Contributor

Michael Bronner

Journalist, screenwriter and producer/director

Michael Bronner is a journalist, screenwriter and producer/director whose work has been recognized with a Peabody Award, the Edward R. Murrow Award for Investigative Reporting and several Emmy nominations, as well as a British Academy of Film and Television Arts “Best Picture” win and Oscar nomination for the feature film “United 93.”

Bronner spent formative years traveling the world for the weekday edition of CBS News/60 Minutes, having gotten his start at Turning Point, an ABC News documentary unit. In addition to “Guantánamo,” a 2003 Season Premier piece, 60 Minutes credits include “Death by Denial” a Peabody Award-winning hour-long special with Ed Bradley on the AIDS pandemic in Africa (also nominated for an Emmy); “Pitching Prozac,” an Emmy-nominated exposé of drug-company malfeasance; “On the Run,” an Emmy-nominated interview with Palestinian fugitive Abu Daoud, mastermind of the Munich Olympic hostage crisis; “Orphans,” shot in the wake of the devastating tsunami in Indonesia; “The New Iraq,” about a secret pre-invasion Pentagon program to train Iraqi exiles; “His Year in Hell,” the first major investigative piece on the CIA’s use of “rendition”; among many others. 60 Minutes work took Bronner extensively throughout the Middle East, Africa, Europe and Asia.

Bronner covered the Iraq war for CBS and later for Vanity Fair, where he has served as a freelance Contributing Writer since 2005, writing long, narrative, investigative stories. These include “9/11 Live: The NORAD Tapes,” for which he obtained never-released Air Force recordings from the critical hours of the attack (the piece won the Society of the Silurians’ “President’s Choice Award”); “The Recruiters War,” which exposed illegal recruiting practices used by Army and Marine recruiters strapped with untenable war-time recruiting quotas; “100 Grams & Counting; Notes From the Nuclear Underworld,” about a previously-unreported nuclear smuggling case in Russia/Georgia; and “The Axis of Hackensack,” about a covert US/North Korean backchannel.

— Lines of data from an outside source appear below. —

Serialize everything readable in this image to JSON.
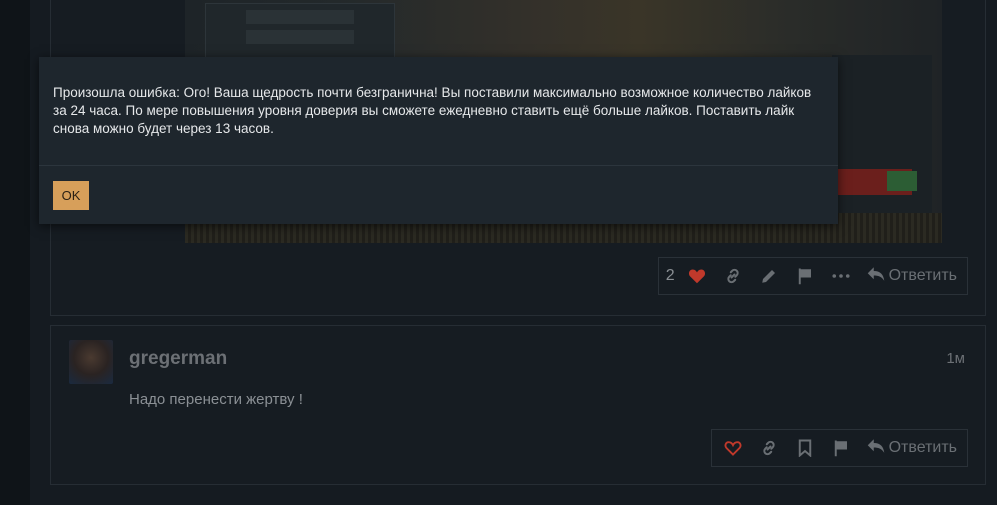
{
  "post1": {
    "like_count": "2",
    "reply_label": "Ответить"
  },
  "post2": {
    "username": "gregerman",
    "time": "1м",
    "text": "Надо перенести жертву !",
    "reply_label": "Ответить"
  },
  "modal": {
    "message": "Произошла ошибка: Ого! Ваша щедрость почти безгранична! Вы поставили максимально возможное количество лайков за 24 часа. По мере повышения уровня доверия вы сможете ежедневно ставить ещё больше лайков. Поставить лайк снова можно будет через 13 часов.",
    "ok_label": "OK"
  },
  "colors": {
    "accent": "#d79f5a",
    "heart_liked": "#c0392b",
    "heart_outline": "#c0392b"
  },
  "icons": [
    "heart-icon",
    "link-icon",
    "pencil-icon",
    "flag-icon",
    "more-icon",
    "reply-icon",
    "bookmark-icon"
  ]
}
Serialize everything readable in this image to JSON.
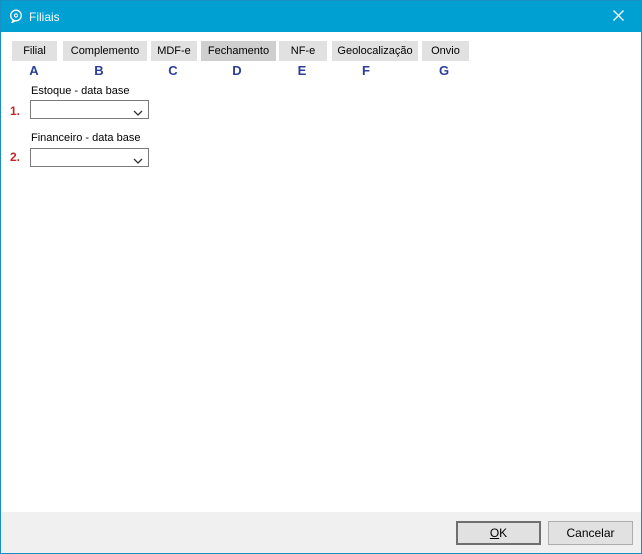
{
  "window": {
    "title": "Filiais"
  },
  "tabs": [
    {
      "label": "Filial",
      "letter": "A",
      "active": false
    },
    {
      "label": "Complemento",
      "letter": "B",
      "active": false
    },
    {
      "label": "MDF-e",
      "letter": "C",
      "active": false
    },
    {
      "label": "Fechamento",
      "letter": "D",
      "active": true
    },
    {
      "label": "NF-e",
      "letter": "E",
      "active": false
    },
    {
      "label": "Geolocalização",
      "letter": "F",
      "active": false
    },
    {
      "label": "Onvio",
      "letter": "G",
      "active": false
    }
  ],
  "fields": [
    {
      "marker": "1.",
      "label": "Estoque - data base",
      "value": ""
    },
    {
      "marker": "2.",
      "label": "Financeiro - data base",
      "value": ""
    }
  ],
  "buttons": {
    "ok_mnemonic": "O",
    "ok_rest": "K",
    "cancel_label": "Cancelar"
  },
  "colors": {
    "titlebar": "#00a0d2",
    "tab_letter": "#2b3f96",
    "marker": "#c0282b"
  },
  "icons": {
    "app": "chat-bubble-icon",
    "close": "close-icon",
    "dropdown": "chevron-down-icon"
  }
}
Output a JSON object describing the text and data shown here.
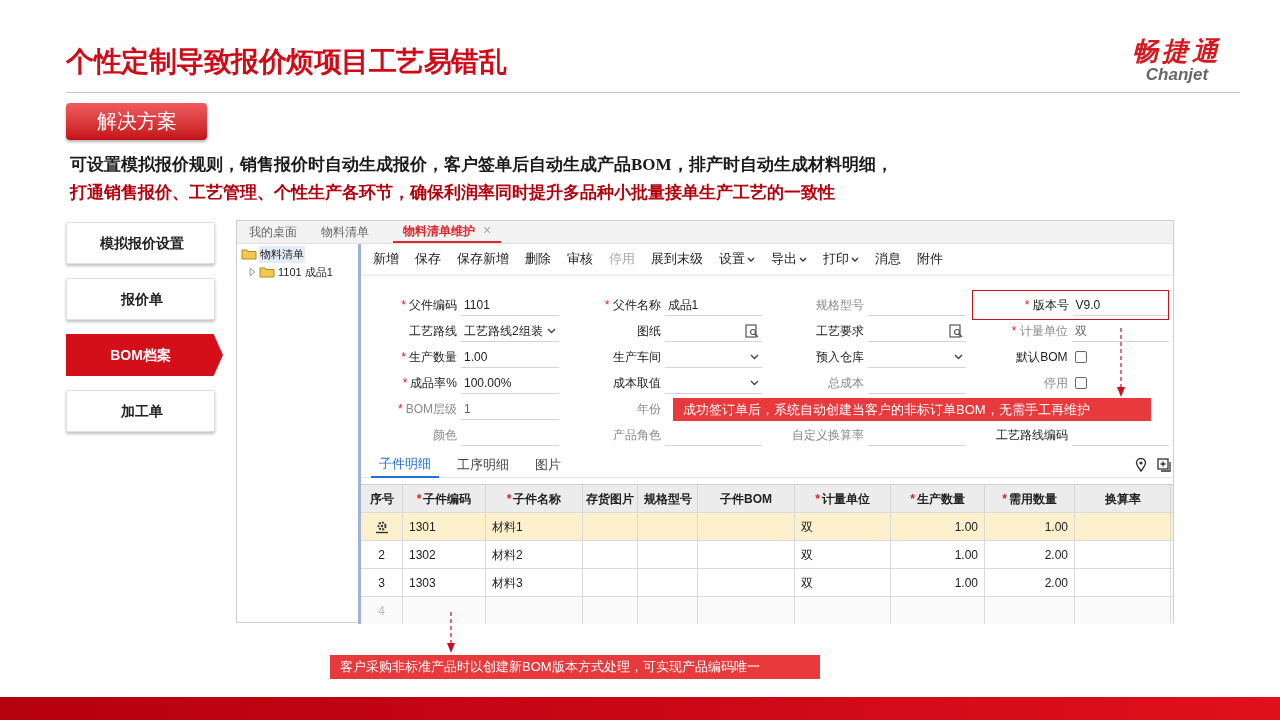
{
  "slide": {
    "title": "个性定制导致报价烦项目工艺易错乱",
    "logo": {
      "mark": "畅捷通",
      "latin": "Chanjet"
    },
    "section_tag": "解决方案",
    "description": [
      {
        "text": "可设置模拟报价规则，销售报价时自动生成报价，客户签单后自动生成产品BOM，排产时自动生成材料明细，",
        "highlight": false
      },
      {
        "text": "打通销售报价、工艺管理、个性生产各环节，确保利润率同时提升多品种小批量接单生产工艺的一致性",
        "highlight": true
      }
    ]
  },
  "nav": [
    {
      "label": "模拟报价设置",
      "selected": false
    },
    {
      "label": "报价单",
      "selected": false
    },
    {
      "label": "BOM档案",
      "selected": true
    },
    {
      "label": "加工单",
      "selected": false
    }
  ],
  "app": {
    "tabs": [
      {
        "label": "我的桌面",
        "selected": false
      },
      {
        "label": "物料清单",
        "selected": false
      },
      {
        "label": "物料清单维护",
        "selected": true,
        "close": "×"
      }
    ],
    "tree": {
      "label": "物料清单",
      "children": [
        {
          "label": "1101 成品1",
          "expanded": false
        }
      ]
    },
    "toolbar": [
      {
        "label": "新增",
        "disabled": false,
        "menu": false
      },
      {
        "label": "保存",
        "disabled": false,
        "menu": false
      },
      {
        "label": "保存新增",
        "disabled": false,
        "menu": false
      },
      {
        "label": "删除",
        "disabled": false,
        "menu": false
      },
      {
        "label": "审核",
        "disabled": false,
        "menu": false
      },
      {
        "label": "停用",
        "disabled": true,
        "menu": false
      },
      {
        "label": "展到末级",
        "disabled": false,
        "menu": false
      },
      {
        "label": "设置",
        "disabled": false,
        "menu": true
      },
      {
        "label": "导出",
        "disabled": false,
        "menu": true
      },
      {
        "label": "打印",
        "disabled": false,
        "menu": true
      },
      {
        "label": "消息",
        "disabled": false,
        "menu": false
      },
      {
        "label": "附件",
        "disabled": false,
        "menu": false
      }
    ],
    "form": [
      [
        {
          "required_mark": "*",
          "label": "父件编码",
          "disabled": false,
          "kind": "text",
          "value": "1101"
        },
        {
          "required_mark": "*",
          "label": "父件名称",
          "disabled": false,
          "kind": "text",
          "value": "成品1"
        },
        {
          "label": "规格型号",
          "disabled": true,
          "kind": "text"
        },
        {
          "required_mark": "*",
          "label": "版本号",
          "disabled": false,
          "kind": "text",
          "value": "V9.0",
          "highlighted": true
        }
      ],
      [
        {
          "label": "工艺路线",
          "disabled": false,
          "kind": "select",
          "value": "工艺路线2组装"
        },
        {
          "label": "图纸",
          "disabled": false,
          "kind": "lookup"
        },
        {
          "label": "工艺要求",
          "disabled": false,
          "kind": "lookup"
        },
        {
          "required_mark": "*",
          "label": "计量单位",
          "disabled": true,
          "kind": "text",
          "value": "双"
        }
      ],
      [
        {
          "required_mark": "*",
          "label": "生产数量",
          "disabled": false,
          "kind": "text",
          "value": "1.00"
        },
        {
          "label": "生产车间",
          "disabled": false,
          "kind": "select"
        },
        {
          "label": "预入仓库",
          "disabled": false,
          "kind": "select"
        },
        {
          "label": "默认BOM",
          "disabled": false,
          "kind": "checkbox",
          "checked": false
        }
      ],
      [
        {
          "required_mark": "*",
          "label": "成品率%",
          "disabled": false,
          "kind": "text",
          "value": "100.00%"
        },
        {
          "label": "成本取值",
          "disabled": false,
          "kind": "select"
        },
        {
          "label": "总成本",
          "disabled": true,
          "kind": "text"
        },
        {
          "label": "停用",
          "disabled": true,
          "kind": "checkbox",
          "checked": false
        }
      ],
      [
        {
          "required_mark": "*",
          "label": "BOM层级",
          "disabled": true,
          "kind": "text",
          "value": "1"
        },
        {
          "label": "年份",
          "disabled": true
        }
      ],
      [
        {
          "label": "颜色",
          "disabled": true,
          "kind": "text"
        },
        {
          "label": "产品角色",
          "disabled": true,
          "kind": "text"
        },
        {
          "label": "自定义换算率",
          "disabled": true,
          "kind": "text"
        },
        {
          "label": "工艺路线编码",
          "disabled": false,
          "kind": "text"
        }
      ]
    ],
    "subtabs": [
      {
        "label": "子件明细",
        "selected": true
      },
      {
        "label": "工序明细",
        "selected": false
      },
      {
        "label": "图片",
        "selected": false
      }
    ],
    "table": {
      "columns": [
        {
          "label": "序号",
          "kind": "center"
        },
        {
          "required_mark": "*",
          "label": "子件编码",
          "kind": "text"
        },
        {
          "required_mark": "*",
          "label": "子件名称",
          "kind": "text"
        },
        {
          "label": "存货图片",
          "kind": "text"
        },
        {
          "label": "规格型号",
          "kind": "text"
        },
        {
          "label": "子件BOM",
          "kind": "text"
        },
        {
          "required_mark": "*",
          "label": "计量单位",
          "kind": "text"
        },
        {
          "required_mark": "*",
          "label": "生产数量",
          "kind": "number"
        },
        {
          "required_mark": "*",
          "label": "需用数量",
          "kind": "number"
        },
        {
          "label": "换算率",
          "kind": "text"
        }
      ],
      "rows": [
        {
          "selected": true,
          "empty": false,
          "cells": [
            null,
            "1301",
            "材料1",
            null,
            null,
            null,
            "双",
            "1.00",
            "1.00",
            null
          ]
        },
        {
          "selected": false,
          "empty": false,
          "cells": [
            "2",
            "1302",
            "材料2",
            null,
            null,
            null,
            "双",
            "1.00",
            "2.00",
            null
          ]
        },
        {
          "selected": false,
          "empty": false,
          "cells": [
            "3",
            "1303",
            "材料3",
            null,
            null,
            null,
            "双",
            "1.00",
            "2.00",
            null
          ]
        },
        {
          "selected": false,
          "empty": true,
          "cells": [
            "4"
          ]
        }
      ]
    }
  },
  "callouts": [
    {
      "text": "成功签订单后，系统自动创建当客户的非标订单BOM，无需手工再维护"
    },
    {
      "text": "客户采购非标准产品时以创建新BOM版本方式处理，可实现产品编码唯一"
    }
  ]
}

He also recently published “The Iraq Prison Diaries,” based on the covertly-kept journal of an Iraqi “High-value Detainee” under American guard.

Bronner has also worked for the past several years in feature film with British director Paul Greengrass and Universal Pictures/Working Title Films, serving as a creative associate producer on “United 93” and co-producer of “Green Zone,” starring Matt Damon and set in Iraq during the invasion.

He is currently co-authoring a book for Riverhead Books (Penguin Group) with John Farmer, Jr., on the evolution of the Obama Administration’s terrorism policies.